There are many aspects to consider as we undertake larger development in Chinle, Tuba City, and other prominent reservation communities. We have to keep in mind that our Navajo people are event-oriented. For instance, the whole family is rounded up and everyone dresses in nice clothes when we go to town. It is a huge event to leave home for a day to pay bills, eat at a restaurant, go to the park, go shopping, and maybe even watch a movie. When the fairs are in town, relatives from all over come together at grandma’s house to meet everyone and go to the carnival, walk around the vending places, and eat fair food like a hot turkey leg and curly fries. Therefore, we have to entice people to stay and shop locally. We have to do things out of the box and work with the chapters to create shopping centers. The Vice President says, “We need to be all encompassing and all incorporating because everybody has a valid thought and idea from the entrepreneurs, chamber of commerce to the chapters.” This way, community members, entrepreneurs, and the local government are involved in the decision to develop additional grocery stores in the Navajo Nation.

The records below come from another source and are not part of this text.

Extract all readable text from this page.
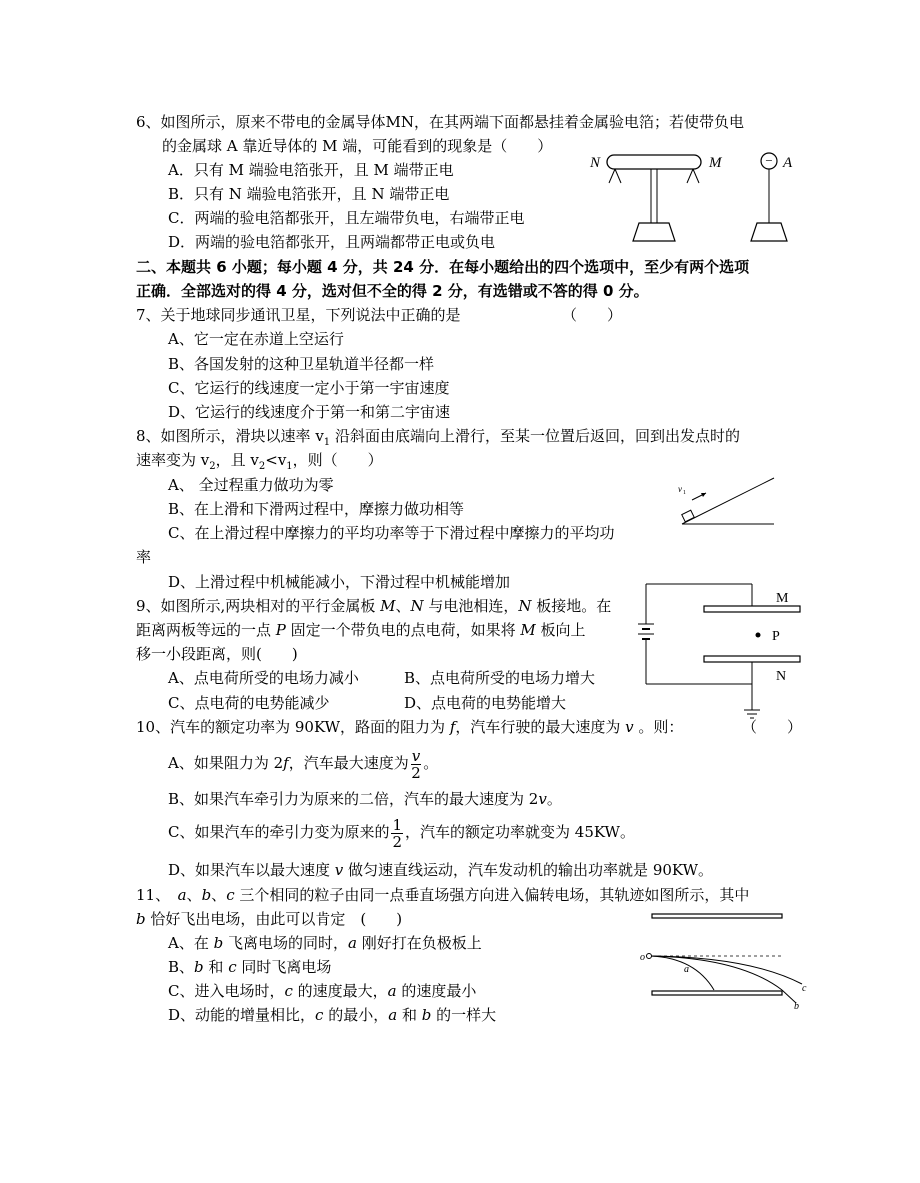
6、如图所示，原来不带电的金属导体MN，在其两端下面都悬挂着金属验电箔；若使带负电
的金属球 A 靠近导体的 M 端，可能看到的现象是（　　）
A．只有 M 端验电箔张开，且 M 端带正电
B．只有 N 端验电箔张开，且 N 端带正电
C．两端的验电箔都张开，且左端带负电，右端带正电
D．两端的验电箔都张开，且两端都带正电或负电
N	M	− A
二、本题共 6 小题；每小题 4 分，共 24 分．在每小题给出的四个选项中，至少有两个选项
正确．全部选对的得 4 分，选对但不全的得 2 分，有选错或不答的得 0 分。
7、关于地球同步通讯卫星，下列说法中正确的是	（　　）
A、它一定在赤道上空运行
B、各国发射的这种卫星轨道半径都一样
C、它运行的线速度一定小于第一宇宙速度
D、它运行的线速度介于第一和第二宇宙速
8、如图所示，滑块以速率 $v_1$ 沿斜面由底端向上滑行，至某一位置后返回，回到出发点时的
速率变为 $v_2$，且 $v_2<v_1$，则（　　）
A、 全过程重力做功为零
B、在上滑和下滑两过程中，摩擦力做功相等
C、在上滑过程中摩擦力的平均功率等于下滑过程中摩擦力的平均功
率
D、上滑过程中机械能减小，下滑过程中机械能增加
v 1
9、如图所示,两块相对的平行金属板 M、N 与电池相连，N 板接地。在
距离两板等远的一点 P 固定一个带负电的点电荷，如果将 M 板向上
移一小段距离，则(　　)
A、点电荷所受的电场力减小	B、点电荷所受的电场力增大
C、点电荷的电势能减少	D、点电荷的电势能增大
M
P
N
10、汽车的额定功率为 90KW，路面的阻力为 f，汽车行驶的最大速度为 v 。则：	（　　）
A、如果阻力为 2f，汽车最大速度为 $\frac{v}{2}$ 。
B、如果汽车牵引力为原来的二倍，汽车的最大速度为 2v。
C、如果汽车的牵引力变为原来的 $\frac{1}{2}$ ，汽车的额定功率就变为 45KW。
D、如果汽车以最大速度 v 做匀速直线运动，汽车发动机的输出功率就是 90KW。
11、　a、b、c 三个相同的粒子由同一点垂直场强方向进入偏转电场，其轨迹如图所示，其中
b 恰好飞出电场，由此可以肯定　(　　)
A、在 b 飞离电场的同时，a 刚好打在负极板上
B、b 和 c 同时飞离电场
C、进入电场时，c 的速度最大，a 的速度最小
D、动能的增量相比，c 的最小，a 和 b 的一样大
o
a
c
b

With any new venture, there will be roadblocks within the community and with the Navajo Nation government. We would have to get buy-ins at the local level and with the chapters. To do this, we would have to bring in the community and the chapters. We would also work with the Navajo Nation government to get the surveying and rights of way done. To overcome these roadblocks, according to Mr. Lizer, “We need to bring in top minds. We need to bring our Navajo professionals home and make a comfortable quality of life for them. For this to happen, economic development needs to be a priority.” We need to enhance infrastructure to bring in more jobs for our people and help our people come out of poverty.

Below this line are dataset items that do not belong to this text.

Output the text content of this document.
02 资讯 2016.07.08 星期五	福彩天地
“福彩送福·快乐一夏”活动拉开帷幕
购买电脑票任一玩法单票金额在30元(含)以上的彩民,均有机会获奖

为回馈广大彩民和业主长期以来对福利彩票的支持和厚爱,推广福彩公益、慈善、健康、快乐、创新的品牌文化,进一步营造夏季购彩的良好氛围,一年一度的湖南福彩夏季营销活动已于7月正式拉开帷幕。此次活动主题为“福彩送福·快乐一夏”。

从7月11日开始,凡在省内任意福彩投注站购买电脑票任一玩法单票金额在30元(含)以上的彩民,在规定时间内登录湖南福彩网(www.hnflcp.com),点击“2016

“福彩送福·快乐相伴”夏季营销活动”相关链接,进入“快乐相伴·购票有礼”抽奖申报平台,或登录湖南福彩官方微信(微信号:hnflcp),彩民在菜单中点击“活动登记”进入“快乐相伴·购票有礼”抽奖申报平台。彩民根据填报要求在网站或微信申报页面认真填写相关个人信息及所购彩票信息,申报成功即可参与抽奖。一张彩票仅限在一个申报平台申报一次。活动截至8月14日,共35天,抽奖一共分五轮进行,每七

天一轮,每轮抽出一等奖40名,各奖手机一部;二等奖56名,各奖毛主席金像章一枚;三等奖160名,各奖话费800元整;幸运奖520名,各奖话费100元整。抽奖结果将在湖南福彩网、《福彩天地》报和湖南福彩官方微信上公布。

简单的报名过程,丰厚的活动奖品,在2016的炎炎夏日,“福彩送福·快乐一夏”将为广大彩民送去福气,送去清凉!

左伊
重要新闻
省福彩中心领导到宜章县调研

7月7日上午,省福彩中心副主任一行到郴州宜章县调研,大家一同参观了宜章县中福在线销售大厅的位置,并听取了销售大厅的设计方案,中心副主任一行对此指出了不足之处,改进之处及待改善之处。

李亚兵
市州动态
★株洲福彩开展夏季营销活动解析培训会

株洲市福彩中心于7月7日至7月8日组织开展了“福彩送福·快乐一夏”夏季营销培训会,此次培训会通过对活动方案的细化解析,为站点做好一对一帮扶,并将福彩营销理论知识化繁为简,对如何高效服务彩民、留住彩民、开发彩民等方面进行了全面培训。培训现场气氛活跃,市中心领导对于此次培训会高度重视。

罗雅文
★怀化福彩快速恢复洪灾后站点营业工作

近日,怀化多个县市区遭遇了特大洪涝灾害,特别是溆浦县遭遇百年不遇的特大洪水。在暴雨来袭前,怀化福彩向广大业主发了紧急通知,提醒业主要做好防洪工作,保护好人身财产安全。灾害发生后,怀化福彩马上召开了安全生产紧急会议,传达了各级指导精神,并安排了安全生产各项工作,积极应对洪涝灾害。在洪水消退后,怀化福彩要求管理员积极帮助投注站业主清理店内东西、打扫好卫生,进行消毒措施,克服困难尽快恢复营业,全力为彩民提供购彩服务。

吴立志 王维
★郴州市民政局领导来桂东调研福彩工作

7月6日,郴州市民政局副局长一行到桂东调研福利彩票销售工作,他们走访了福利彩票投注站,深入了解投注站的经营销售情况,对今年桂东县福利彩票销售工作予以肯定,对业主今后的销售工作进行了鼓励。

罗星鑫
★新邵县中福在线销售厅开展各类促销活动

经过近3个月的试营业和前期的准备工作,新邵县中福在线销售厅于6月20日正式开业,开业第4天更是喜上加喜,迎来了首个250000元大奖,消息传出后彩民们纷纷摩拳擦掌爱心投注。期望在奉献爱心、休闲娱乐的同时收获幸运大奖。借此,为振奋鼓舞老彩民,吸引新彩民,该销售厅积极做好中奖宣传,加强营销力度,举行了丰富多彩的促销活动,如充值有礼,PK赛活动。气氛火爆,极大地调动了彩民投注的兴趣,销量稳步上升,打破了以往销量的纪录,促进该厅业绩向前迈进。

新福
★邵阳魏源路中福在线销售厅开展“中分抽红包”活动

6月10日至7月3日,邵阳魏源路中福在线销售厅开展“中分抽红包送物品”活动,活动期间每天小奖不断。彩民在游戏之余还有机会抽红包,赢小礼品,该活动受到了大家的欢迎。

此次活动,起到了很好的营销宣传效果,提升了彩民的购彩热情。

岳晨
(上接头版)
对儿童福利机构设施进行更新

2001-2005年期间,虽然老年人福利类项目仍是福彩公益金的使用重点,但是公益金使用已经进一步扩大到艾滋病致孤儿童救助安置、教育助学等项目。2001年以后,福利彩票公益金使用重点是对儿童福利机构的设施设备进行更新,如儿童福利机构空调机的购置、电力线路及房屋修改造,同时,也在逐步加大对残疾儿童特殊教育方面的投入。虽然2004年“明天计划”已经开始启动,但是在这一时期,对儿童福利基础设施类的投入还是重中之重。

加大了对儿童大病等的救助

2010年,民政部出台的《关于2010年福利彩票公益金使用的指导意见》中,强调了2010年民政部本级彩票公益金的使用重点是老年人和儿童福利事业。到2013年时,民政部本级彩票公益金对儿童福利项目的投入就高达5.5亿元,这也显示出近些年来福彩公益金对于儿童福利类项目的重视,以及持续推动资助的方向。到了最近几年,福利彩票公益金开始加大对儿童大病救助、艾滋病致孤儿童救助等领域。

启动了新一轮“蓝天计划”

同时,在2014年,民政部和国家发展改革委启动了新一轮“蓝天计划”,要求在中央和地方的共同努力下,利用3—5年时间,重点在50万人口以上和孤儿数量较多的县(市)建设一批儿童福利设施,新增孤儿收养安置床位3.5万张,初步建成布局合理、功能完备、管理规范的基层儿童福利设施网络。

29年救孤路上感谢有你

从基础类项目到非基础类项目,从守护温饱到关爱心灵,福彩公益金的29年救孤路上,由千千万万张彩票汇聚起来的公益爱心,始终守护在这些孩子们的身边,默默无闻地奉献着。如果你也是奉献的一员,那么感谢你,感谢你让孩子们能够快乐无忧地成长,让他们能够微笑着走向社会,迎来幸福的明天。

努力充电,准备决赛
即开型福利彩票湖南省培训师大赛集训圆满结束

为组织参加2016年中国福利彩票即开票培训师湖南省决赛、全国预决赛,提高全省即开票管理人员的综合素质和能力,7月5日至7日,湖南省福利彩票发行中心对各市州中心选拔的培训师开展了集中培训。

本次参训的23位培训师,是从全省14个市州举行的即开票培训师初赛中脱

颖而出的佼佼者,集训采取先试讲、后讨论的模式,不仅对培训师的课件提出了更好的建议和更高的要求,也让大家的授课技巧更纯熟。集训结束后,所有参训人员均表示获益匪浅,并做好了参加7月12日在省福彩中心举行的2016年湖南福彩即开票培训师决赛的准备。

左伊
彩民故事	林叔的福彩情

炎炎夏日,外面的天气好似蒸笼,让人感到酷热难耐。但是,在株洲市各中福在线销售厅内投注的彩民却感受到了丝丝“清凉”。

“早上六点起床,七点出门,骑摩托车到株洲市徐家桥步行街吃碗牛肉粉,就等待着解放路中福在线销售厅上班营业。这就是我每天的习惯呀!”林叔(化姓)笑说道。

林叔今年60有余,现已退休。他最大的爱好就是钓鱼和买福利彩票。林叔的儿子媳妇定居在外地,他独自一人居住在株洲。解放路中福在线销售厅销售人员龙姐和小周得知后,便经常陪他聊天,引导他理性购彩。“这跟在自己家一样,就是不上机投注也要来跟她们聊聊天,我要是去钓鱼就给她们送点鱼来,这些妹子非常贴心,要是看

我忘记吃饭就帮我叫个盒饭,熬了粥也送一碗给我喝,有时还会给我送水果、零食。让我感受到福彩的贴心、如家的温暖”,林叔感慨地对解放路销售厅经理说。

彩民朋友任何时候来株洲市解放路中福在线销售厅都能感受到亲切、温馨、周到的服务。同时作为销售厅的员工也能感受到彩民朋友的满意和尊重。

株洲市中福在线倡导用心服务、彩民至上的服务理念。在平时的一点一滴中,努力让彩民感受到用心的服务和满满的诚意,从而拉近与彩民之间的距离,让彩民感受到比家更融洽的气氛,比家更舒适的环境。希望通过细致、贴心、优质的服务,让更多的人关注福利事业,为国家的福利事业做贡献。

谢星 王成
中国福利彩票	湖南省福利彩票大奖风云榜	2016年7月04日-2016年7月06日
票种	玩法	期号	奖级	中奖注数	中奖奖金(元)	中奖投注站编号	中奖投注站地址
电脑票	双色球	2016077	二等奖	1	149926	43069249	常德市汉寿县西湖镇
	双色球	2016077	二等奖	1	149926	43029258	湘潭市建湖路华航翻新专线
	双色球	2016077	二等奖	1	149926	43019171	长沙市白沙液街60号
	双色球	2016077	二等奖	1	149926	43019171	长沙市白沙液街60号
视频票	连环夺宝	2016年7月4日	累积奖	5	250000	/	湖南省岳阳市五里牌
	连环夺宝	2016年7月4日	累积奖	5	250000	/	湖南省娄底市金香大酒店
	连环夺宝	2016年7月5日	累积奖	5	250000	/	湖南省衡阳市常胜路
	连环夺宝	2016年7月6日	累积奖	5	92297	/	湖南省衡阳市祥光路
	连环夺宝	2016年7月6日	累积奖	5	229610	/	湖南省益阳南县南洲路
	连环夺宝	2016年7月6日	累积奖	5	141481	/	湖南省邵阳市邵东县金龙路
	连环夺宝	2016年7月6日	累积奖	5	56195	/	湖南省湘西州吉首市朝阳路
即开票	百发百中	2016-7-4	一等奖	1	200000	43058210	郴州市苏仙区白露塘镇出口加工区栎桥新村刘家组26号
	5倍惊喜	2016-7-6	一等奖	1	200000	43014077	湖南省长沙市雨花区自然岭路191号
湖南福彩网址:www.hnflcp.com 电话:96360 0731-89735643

Another area to overcome is the redtape and bureaucracy required to develop. Mr. Lizer points out that we would need to bring together key local, Navajo, state and Federal legislators to help us overcome the redtape


The Vice President looks to Israel for inspiration to make our desert bloom. Israel became a nation in 1948 and now they are exporting food at a great number. When there is a calamity or natural disaster in the world, Israel sends food to those hot zones hours after it happens. Mr. Lizer has a valid point when he states that “the Navajo Nation has the land and resources similar to Israel, so why not copy Israel to make our land bountiful? We want to learn from the best to make our Navajo communities prosperous.”

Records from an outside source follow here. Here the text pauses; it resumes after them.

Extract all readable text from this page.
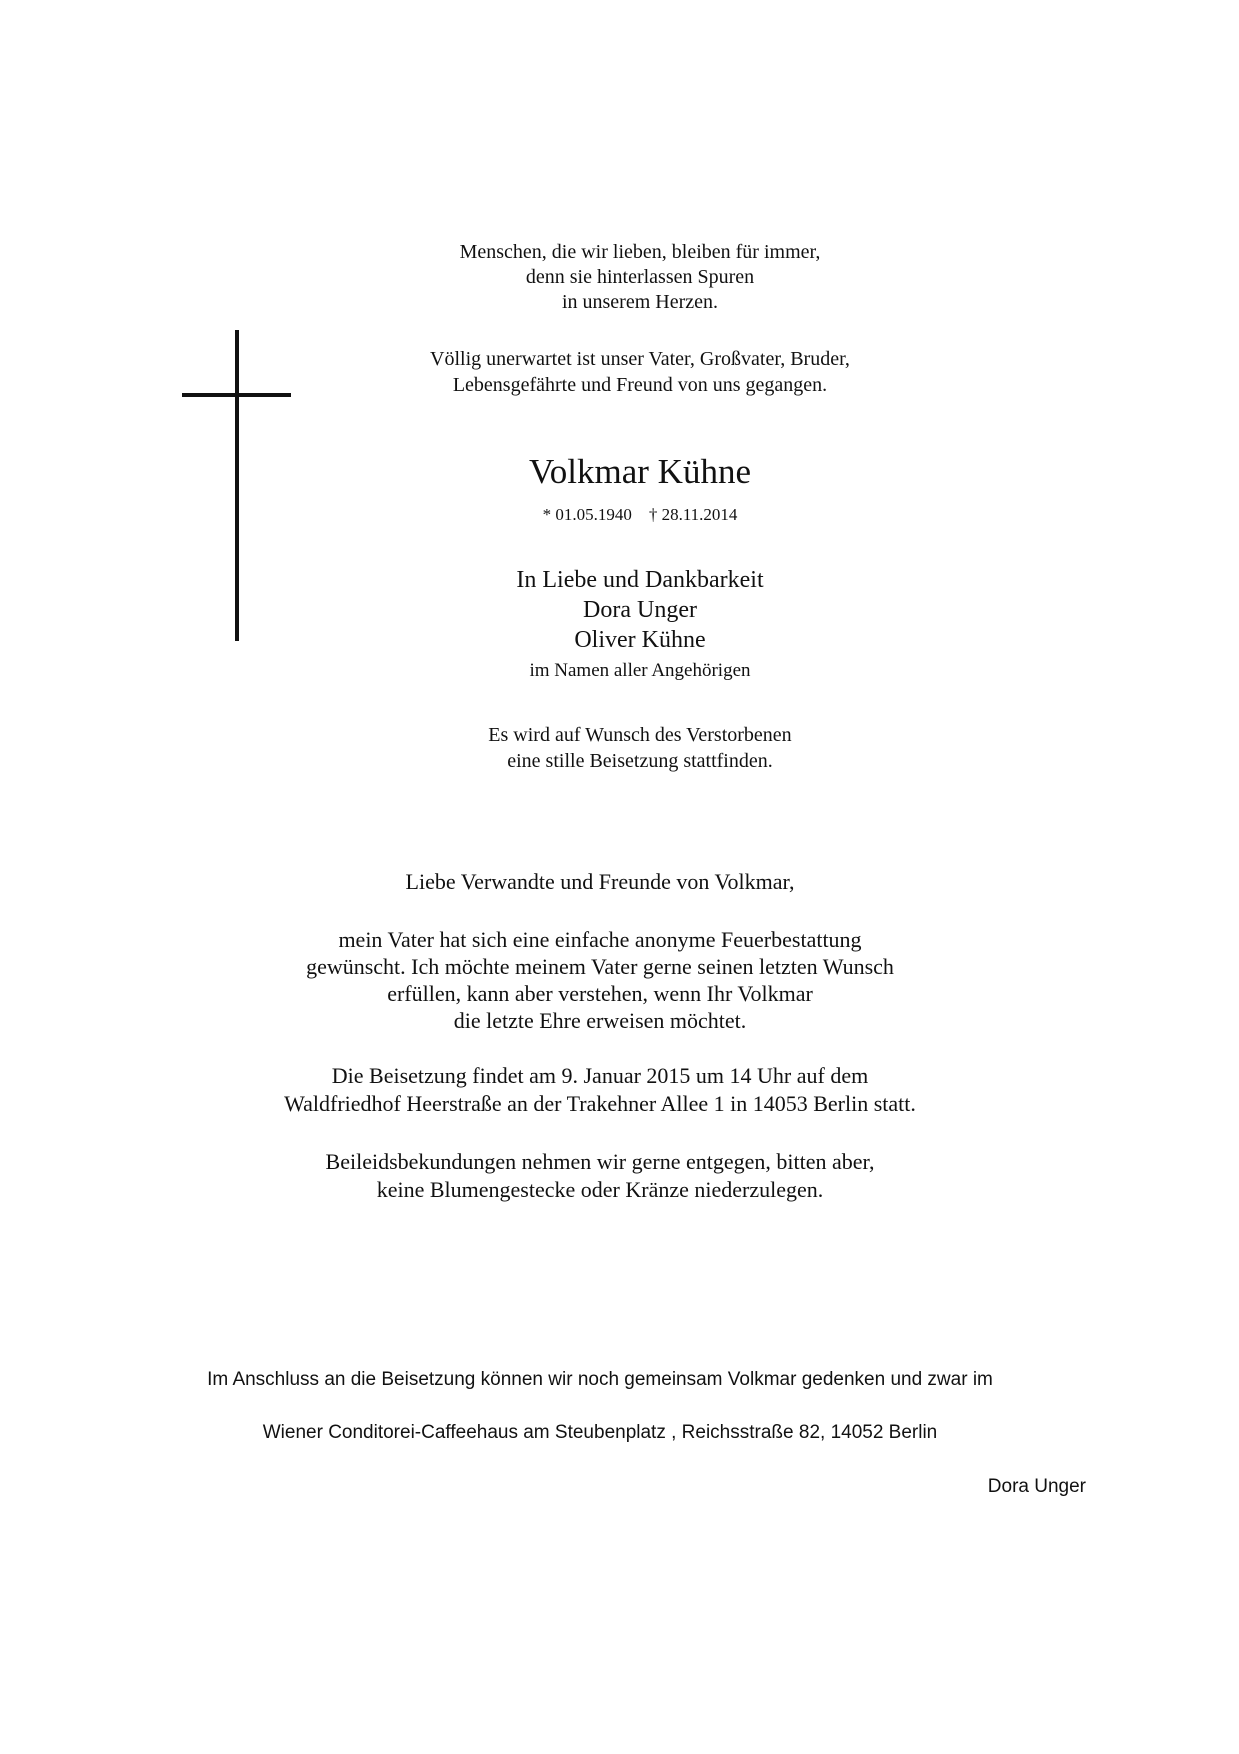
Menschen, die wir lieben, bleiben für immer,
denn sie hinterlassen Spuren
in unserem Herzen.
Völlig unerwartet ist unser Vater, Großvater, Bruder,
Lebensgefährte und Freund von uns gegangen.
Volkmar Kühne
* 01.05.1940    † 28.11.2014
In Liebe und Dankbarkeit
Dora Unger
Oliver Kühne
im Namen aller Angehörigen
Es wird auf Wunsch des Verstorbenen
eine stille Beisetzung stattfinden.
Liebe Verwandte und Freunde von Volkmar,
mein Vater hat sich eine einfache anonyme Feuerbestattung
gewünscht. Ich möchte meinem Vater gerne seinen letzten Wunsch
erfüllen, kann aber verstehen, wenn Ihr Volkmar
die letzte Ehre erweisen möchtet.
Die Beisetzung findet am 9. Januar 2015 um 14 Uhr auf dem
Waldfriedhof Heerstraße an der Trakehner Allee 1 in 14053 Berlin statt.
Beileidsbekundungen nehmen wir gerne entgegen, bitten aber,
keine Blumengestecke oder Kränze niederzulegen.
Im Anschluss an die Beisetzung können wir noch gemeinsam Volkmar gedenken und zwar im
Wiener Conditorei-Caffeehaus am Steubenplatz , Reichsstraße 82, 14052 Berlin
Dora Unger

To drive a point home, Mr. Lizer makes a controversial statement that may not resonate with everyone. He says, “Our Navajo people love to eat their young.” This means, economically we do not provide a future for them. We’re not doing the right things right now to help our children. We’re not making the best decisions by not providing opportunities for growth. There is much we can do to help our children grow, starting with providing them with nutritious affordable food on the Navajo Reservation. Grocery stores that provide healthy, organic, and local food would help combat the health disparities our people are afflicted with. Six grocery stores also makes food available for many communities throughout the reservation, making sure no one has to travel a long distance for their basic necessities.